Saturday, March 19, 2016

The Last Girl

The Last Girl by Joe Hart
Thomas & Mercer: 3/1/16
eBook review copy; 386 pages
ISBN-13: 9781503952089
Dominion Trilogy #1

The Last Girl by Joe Hart is a recommended dystopian thriller.

Zoey is not the last girl, but one of 7 girls who live in a well-guarded compound called the ARC run by the NOA (National Obstetric Alliance). They have all been taught by Miss Gwen about the mysterious dwindling birthrate of females that began years ago and the plague that hit and wiped out most of the population outside the walls where they are kept protected and safe. They are kept there for the common good of all. When the girls turn 21 they are told that they will be released and reunited with their parents.

Zoey doesn't believe the propaganda they are being told, but she has nothing concrete or firm to base her suspicions on, besides a well-tuned skepticism and suspicion that all is not as it seems. The girls are under heavy, armed supervision, and the guards and men who care for them are mainly creepy, sadistic control freaks with perverse rules to subjugate the girls, who are their test subjects. Zoey longs for freedom and knows that she must find a way out soon because she is just a few days away from her 21st birthday. She is certain that the girls are being lied to and knows that she will not be meeting her parents. Zoey is confident that what awaits her via those who run the NOA will not be for her good, or even for the common good of all.  Zoey must discover if she has the inner strength to escape.

I really wanted to love The Last Girl based on the description so I was disappointed that the writing is uneven, at best. The actual technical writing ability is good, but things fall apart in the narrative with the plot development.  There were simply too many questions raised as I was reading about various facts and choices in the storyline. I kept telling myself to ignore the nagging questions I had about things and just see where the story heads to next. That is good, because I was invested enough in the story to keep reading, but the fact that questions were cropping up is telling.

Chiefly, and the first question most readers will encounter, is the poor, misogynistic treatment of these girls.

So let's think about this. (It's not a spoiler since this all happens early.) Okay, these girls are supposed to be humanities last hope for the survival of the species. They, the NOA, are looking for the keystone, the girl who can have female babies. Pretty grim stuff, considering they have only 7 girls to pin humanities survival on. So, do they keep the girls happy? Do they make sure they feel loved, cared for, important? Do they make them comfortable so they want to stay and help humanities chance for survival?

No. They treat them like prisoners. The girls are threatened with punishment; the guards are there to keep the girls in line. The girls sleep in cells, have just two sets of clothes, and attend indoctrination classes with a shrew who hates them. Some of them remember being taken from their parents. They don't get to have a last name. They are simply living test subjects. You might not really care about them, but have some smarts and at least act like you do so they are more compliant without the armed guards threatening them.
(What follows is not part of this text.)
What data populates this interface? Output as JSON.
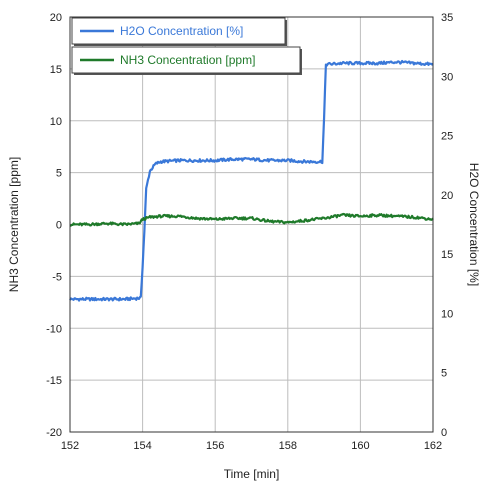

Now, this is not an isolated question about the plot, there are others but I don't want to include spoilers. Additionally, the uneven part is found in the fact that Zoey is clueless on some things but not other things that she should be clueless about, and there are several very convenient and predictable occurrences.

I did finish The Last Girl, which counts for something. Despite the fact that there were several points were I was ready to set it aside, there were more places where I wanted to know what happened next and see some questions resolved. This was a good airplane book. It will keep you engaged but you won't cry if you lose or misplace it.


Disclosure: My Kindle edition was courtesy of Thomas & Mercer via Netgalley for review purposes.